O jornal “Folha de São Paulo”, em reportagem antiga, divulgou uma pesquisa, apoiada em estudos neurológicos, que concluiu: “brincar é fundamental para o desenvolvimento humano”. No corpo da reportagem, vamos nos defrontar com o conceito interessante de sinapse, segundo o qual quanto mais a criança brinca, mais são formadas novas sinapses (conexões) no cérebro, a serem utilizadas quando forem necessárias “para atividades que exijam certo tipo de movimento”. Esse conceito de sinapse, se é que entendi, não condena o que expus acima sobre a cópia dos movimentos, mas mesmo assim ainda fico ressabiado sobre a ideia do brinquedo que brinca sozinho.
Quando a criança pega um daqueles carrinhos em que basta por algumas pilhas, apertar um botãozinho e lá vai o brinquedo, todos acham bonito. O carrinho muda de direção, dá umas cambalhotas, volta à posição normal , bate em algum obstáculo, volta, acende uma luzinha, emite um som, e por aí vai, até que alguém desligue o tal botãozinho. A pergunta que me fica, após este espetáculo, é “será que a criança brincou?”. E a resposta que me vem é a imagem de um desenho animado a que eu assistia há algum tempo, chamado “Os Anjinhos”. Não sei se você se lembra ou se viu, o desenho narrava as aventuras e desventuras de um grupo de crianças, em que a maior da turma tinha 3 anos.
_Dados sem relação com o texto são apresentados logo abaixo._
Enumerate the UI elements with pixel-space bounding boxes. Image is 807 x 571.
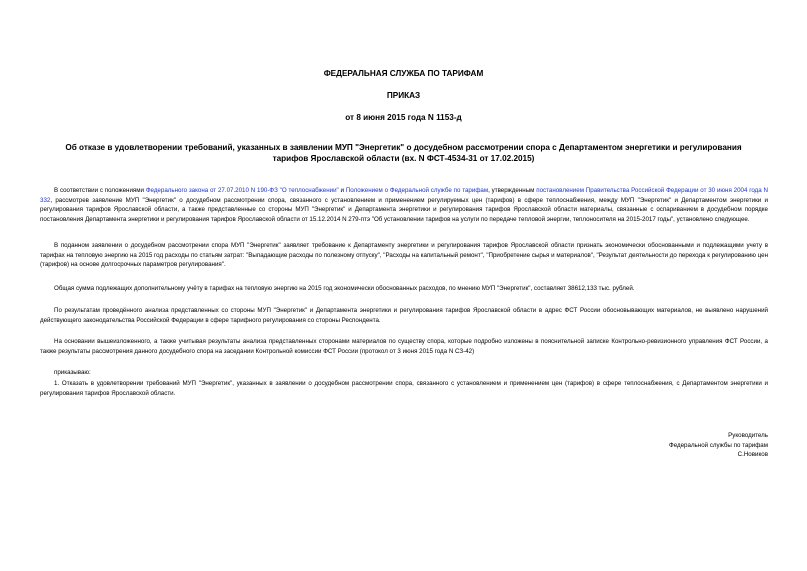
paragraph-1-text-a: В соответствии с положениями [54,187,146,194]
signature-block [669,431,768,460]
paragraph-4-text: По результатам проведённого анализа представленных со стороны МУП "Энергетик" и Департамента энергетики и регулирования тарифов Ярославской области в адрес ФСТ России обосновывающих материалов, не выявлено нарушений действующего законодательства Российской Федерации в сфере тарифного регулирования со стороны Респондента. [40,307,768,324]
federal-law-link[interactable]: Федерального закона от 27.07.2010 N 190-ФЗ "О теплоснабжении" [145,187,339,194]
paragraph-5 [40,337,768,356]
paragraph-2-text: В поданном заявлении о досудебном рассмотрении спора МУП "Энергетик" заявляет требование к Департаменту энергетики и регулирования тарифов Ярославской области признать экономически обоснованными и подлежащими учету в тарифах на тепловую энергию на 2015 год расходы по статьям затрат: "Выпадающие расходы по полезному отпуску", "Расходы на капитальный ремонт", "Приобретение сырья и материалов", "Результат деятельности до перехода к регулированию цен (тарифов) на основе долгосрочных параметров регулирования". [40,242,768,269]
signature-position: Руководитель [728,432,768,439]
paragraph-2 [40,241,768,270]
order-item-1: 1. Отказать в удовлетворении требований МУП "Энергетик", указанных в заявлении о досудебном рассмотрении спора, связанного с установлением и применением цен (тарифов) в сфере теплоснабжения, с Департаментом энергетики и регулирования тарифов Ярославской области. [40,380,768,397]
order-word: приказываю: [54,369,91,376]
document-date: от 8 июня 2015 года N 1153-д [345,113,462,122]
paragraph-7 [40,379,768,398]
paragraph-4 [40,306,768,325]
paragraph-6 [40,368,768,378]
paragraph-1-text-d: , рассмотрев заявление МУП "Энергетик" о досудебном рассмотрении спора, связанного с установлением и применением регулируемых цен (тарифов) в сфере теплоснабжения, между МУП "Энергетик" и Департаментом энергетики и регулирования тарифов Ярославской области, а также представленные со стороны МУП "Энергетик" и Департамента энергетики и регулирования тарифов Ярославской области материалы, связанные с оспариванием в досудебном порядке постановления Департамента энергетики и регулирования тарифов Ярославской области от 15.12.2014 N 279-птэ "Об установлении тарифов на услуги по передаче тепловой энергии, теплоносителя на 2015-2017 годы", установлено следующее. [40,196,768,223]
paragraph-1-text-c: , утвержденным [488,187,537,194]
fst-regulation-link[interactable]: Положением о Федеральной службе по тарифам [345,187,489,194]
agency-name: ФЕДЕРАЛЬНАЯ СЛУЖБА ПО ТАРИФАМ [323,69,484,78]
paragraph-3 [40,284,768,294]
paragraph-1 [40,186,768,224]
paragraph-3-text: Общая сумма подлежащих дополнительному учёту в тарифах на тепловую энергию на 2015 год экономически обоснованных расходов, по мнению МУП "Энергетик", составляет 38612,133 тыс. рублей. [54,285,635,292]
document-title: Об отказе в удовлетворении требований, указанных в заявлении МУП "Энергетик" о досудебном рассмотрении спора с Департаментом энергетики и регулирования тарифов Ярославской области (вх. N ФСТ-4534-31 от 17.02.2015) [65,143,742,163]
government-decree-link[interactable]: постановлением Правительства Российской Федерации от 30 июня 2004 года N 332 [40,187,768,204]
signature-name: С.Новиков [737,451,768,459]
paragraph-5-text: На основании вышеизложенного, а также учитывая результаты анализа представленных сторонами материалов по существу спора, которые подробно изложены в пояснительной записке Контрольно-ревизионного управления ФСТ России, а также результаты рассмотрения данного досудебного спора на заседании Контрольной комиссии ФСТ России (протокол от 3 июня 2015 года N СЗ-42) [40,338,768,355]
signature-organization: Федеральной службы по тарифам [669,441,768,449]
document-type: ПРИКАЗ [386,91,421,100]
paragraph-1-text-b: и [338,187,346,194]
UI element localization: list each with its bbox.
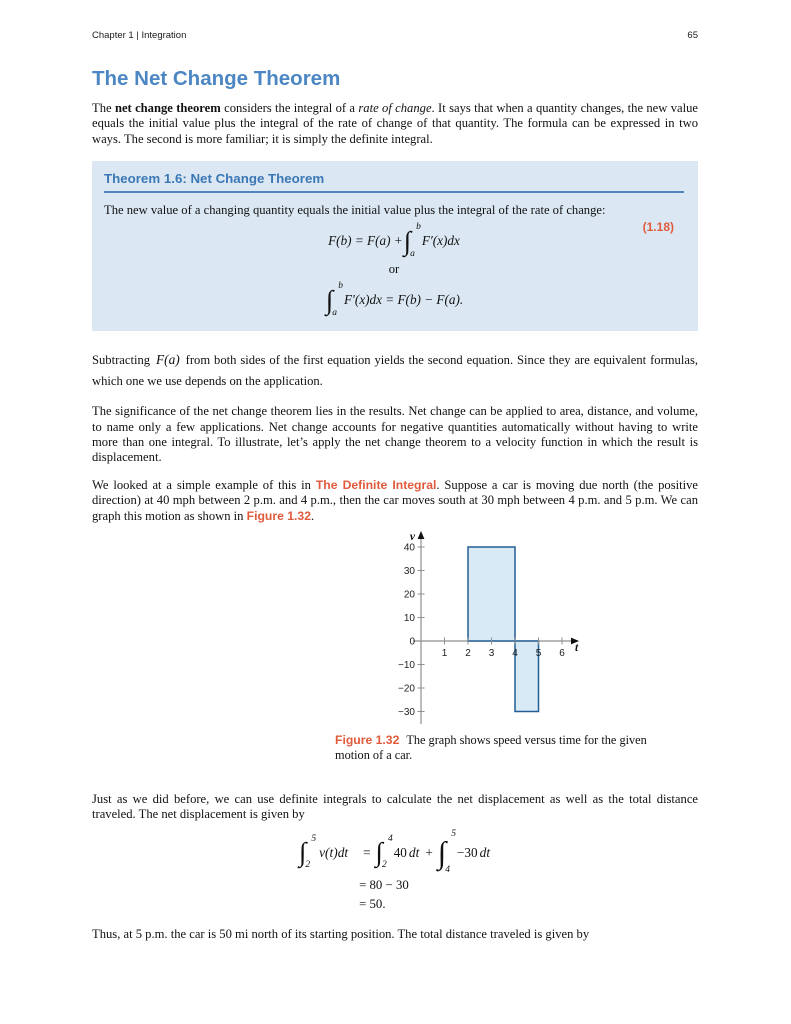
integral-limits xyxy=(307,835,316,871)
integral-lower-limit: 4 xyxy=(445,865,450,876)
figure-caption xyxy=(335,733,660,762)
integral xyxy=(438,830,456,876)
displacement-equation xyxy=(92,828,698,913)
x-axis-label: t xyxy=(575,642,579,655)
text-segment: We looked at a simple example of this in xyxy=(92,477,316,492)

Num dos episódios, eles entravam num desses tubos que há em parques e o interior do tubo assumia, para cada um deles, um cenário diferente: ora era um oceano, ora uma casa, ora uma floresta, e assim por diante. Em outro episódio do mesmo programa, uma caixa de sapatos sofria o mesmo processo do interior do tubo: a cada hora virava um personagem ou um brinquedo novo. E isso para mim parecia brincadeira de verdade.
Lembrei-me de que gostava de observar minha filha brincando; esse conceito de brinquedo e brincadeira apurou minha reflexão para o assunto. Improvisávamos com um lençol uma espécie de tenda e ela ficava embaixo dessa “tenda” se divertindo a valer; como a brincadeira era tanta, era necessário batizar o brinquedo e ela deu o nome de um desses brinquedos sofisticados que aparecem na TV. Ato contínuo, a minha mente formulou a seguinte questão: “para ela, naquele momento, o brinquedo em si apenas servia como referência, para denominação. O que contava mesmo era a brincadeira”. Não posso atribuir um peso científico a essa ponderação, mas sou levado a acreditar nisso como uma questão bastante séria; claro que as crianças sempre quererão brinquedos, mas deve ficar claro, também, que há de se atribuir uma importância relevada à brincadeira.
Ponderações à parte, o que parece indiscutível mesmo é o ato de brincar. Como este meu apontamento não se pretende conclusivo sobre o tema, é terminado, aqui, com uma breve, mas contundente reflexão a partir da citação do educador francês Jean Chateau (autor de O Jogo e a Criança, Ed. Summus, l987): “Uma criança que não sabe brincar será um adulto que não saberá pensar.”